50 years ago this morning, four bank employees in Japan were transporting almost 300 million yen designated as bonuses for Toshiba workers. As they passed Fuchu Prison, a police motorcycle drew alongside, signalling them to pull over. After they complied, the young uniformed officer provided dramatic news that their branch manager’s house had been blown up and that information indicated that their vehicle could also be a target. This rang true; after all, their manager had received several threatening letters in recent weeks.

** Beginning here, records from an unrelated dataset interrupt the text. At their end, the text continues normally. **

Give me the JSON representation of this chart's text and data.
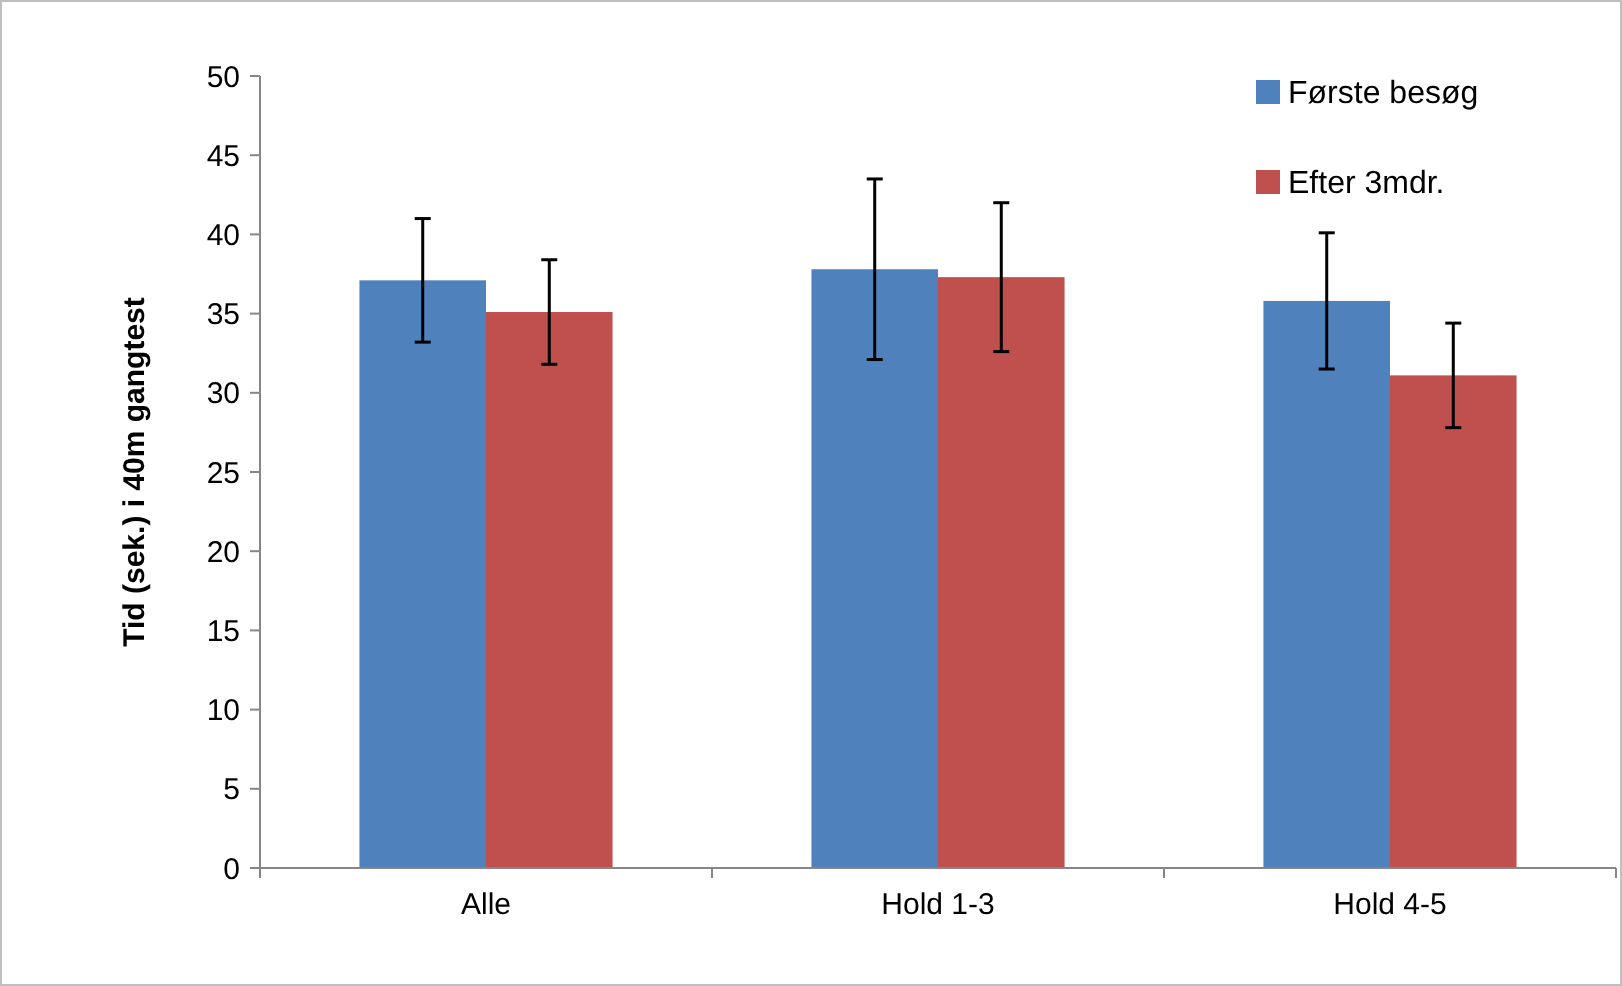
{
  "chart_data": {
    "type": "bar",
    "ylabel": "Tid (sek.) i 40m gangtest",
    "categories": [
      "Alle",
      "Hold 1-3",
      "Hold 4-5"
    ],
    "series": [
      {
        "name": "Første besøg",
        "color": "#4f81bd",
        "values": [
          37.1,
          37.8,
          35.8
        ],
        "errors": [
          3.9,
          5.7,
          4.3
        ]
      },
      {
        "name": "Efter 3mdr.",
        "color": "#c0504d",
        "values": [
          35.1,
          37.3,
          31.1
        ],
        "errors": [
          3.3,
          4.7,
          3.3
        ]
      }
    ],
    "ylim": [
      0,
      50
    ],
    "yticks": [
      0,
      5,
      10,
      15,
      20,
      25,
      30,
      35,
      40,
      45,
      50
    ],
    "grid": false,
    "legend": "top right"
  }
}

Understandably panicked, the courier quartet disembarked and retreated to what they presumed was a safe distance, while the cop crawled beneath the car to inspect it for any evidence of foul play. Within apparently a few seconds, smoke began to billow forth, and suddenly the officer rolled out, yelling a warning of imminent explosion. Following his desperate gesticulations, the bank employees speedily fled to the prison walls…
…whereupon the ‘police officer’ calmly got into their car and drove away.

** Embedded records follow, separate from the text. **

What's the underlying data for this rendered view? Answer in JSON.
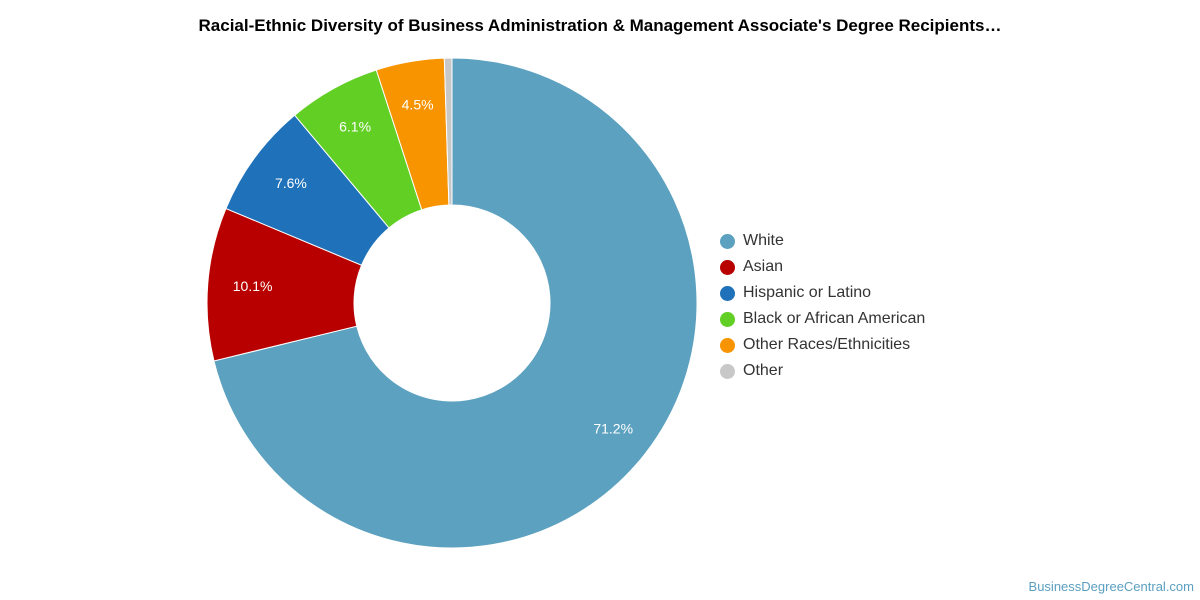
{
  "chart_data": {
    "type": "pie",
    "variant": "donut",
    "title": "Racial-Ethnic Diversity of Business Administration & Management Associate's Degree Recipients…",
    "categories": [
      "White",
      "Asian",
      "Hispanic or Latino",
      "Black or African American",
      "Other Races/Ethnicities",
      "Other"
    ],
    "values": [
      71.2,
      10.1,
      7.6,
      6.1,
      4.5,
      0.5
    ],
    "data_labels": [
      "71.2%",
      "10.1%",
      "7.6%",
      "6.1%",
      "4.5%",
      ""
    ],
    "colors": [
      "#5ca1bf",
      "#b80000",
      "#1f72b9",
      "#62cf25",
      "#f79400",
      "#c8c8c8"
    ],
    "legend_position": "right"
  },
  "source_text": "BusinessDegreeCentral.com"
}
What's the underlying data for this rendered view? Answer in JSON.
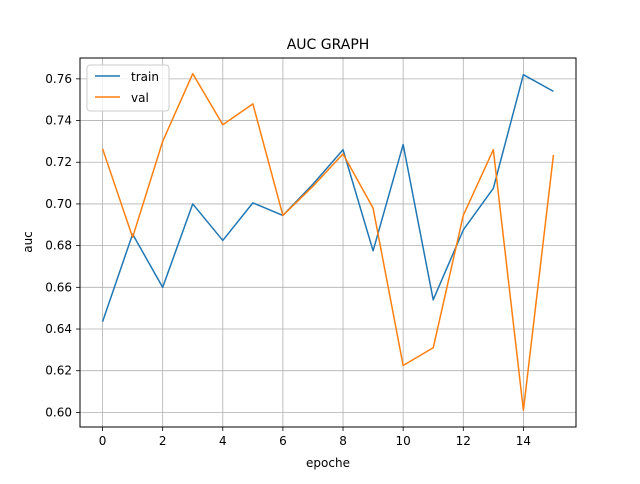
{
  "chart_data": {
    "type": "line",
    "title": "AUC GRAPH",
    "xlabel": "epoche",
    "ylabel": "auc",
    "x": [
      0,
      1,
      2,
      3,
      4,
      5,
      6,
      7,
      8,
      9,
      10,
      11,
      12,
      13,
      14,
      15
    ],
    "xlim": [
      -0.75,
      15.75
    ],
    "ylim": [
      0.593,
      0.77
    ],
    "xticks": [
      0,
      2,
      4,
      6,
      8,
      10,
      12,
      14
    ],
    "yticks": [
      0.6,
      0.62,
      0.64,
      0.66,
      0.68,
      0.7,
      0.72,
      0.74,
      0.76
    ],
    "xtick_labels": [
      "0",
      "2",
      "4",
      "6",
      "8",
      "10",
      "12",
      "14"
    ],
    "ytick_labels": [
      "0.60",
      "0.62",
      "0.64",
      "0.66",
      "0.68",
      "0.70",
      "0.72",
      "0.74",
      "0.76"
    ],
    "grid": true,
    "legend": "top-left",
    "series": [
      {
        "name": "train",
        "color": "#1f77b4",
        "values": [
          0.6435,
          0.6855,
          0.66,
          0.7,
          0.6825,
          0.7005,
          0.6945,
          0.7095,
          0.726,
          0.6775,
          0.7285,
          0.654,
          0.6875,
          0.7075,
          0.762,
          0.754
        ]
      },
      {
        "name": "val",
        "color": "#ff7f0e",
        "values": [
          0.7265,
          0.684,
          0.73,
          0.7625,
          0.738,
          0.748,
          0.6945,
          0.7085,
          0.724,
          0.698,
          0.6225,
          0.631,
          0.6945,
          0.726,
          0.601,
          0.7235
        ]
      }
    ]
  }
}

The thief had used a simple warning flare to simulate the smoke and flames, and left 120 other pieces of evidence at the scene of the crime including the ‘police’ motorcycle – itself just a regular motorbike painted white. However, these were common, everyday items, scattered deliberately to confuse the authorities.
Despite the largest investigation in Japanese history, involving 170,000 policemen attempting to narrow down a list of suspects 110,000 names long, the perpetrator was never brought to justice. One suspect, a 19 year old son of a police officer, committed suicide mere days after the crime. A friend of his, 18 at the time of the robbery, was arrested in 1975 and could not account for the large amount of money then in his possession, but the authorities were frustrated in their attempts to find any proof that he had obtained the cash by illegal means.
Since 1988, the various statutes of limitations have elapsed, meaning that the culprit could come forward without fear of prosecution should he so wish. He has not so wished.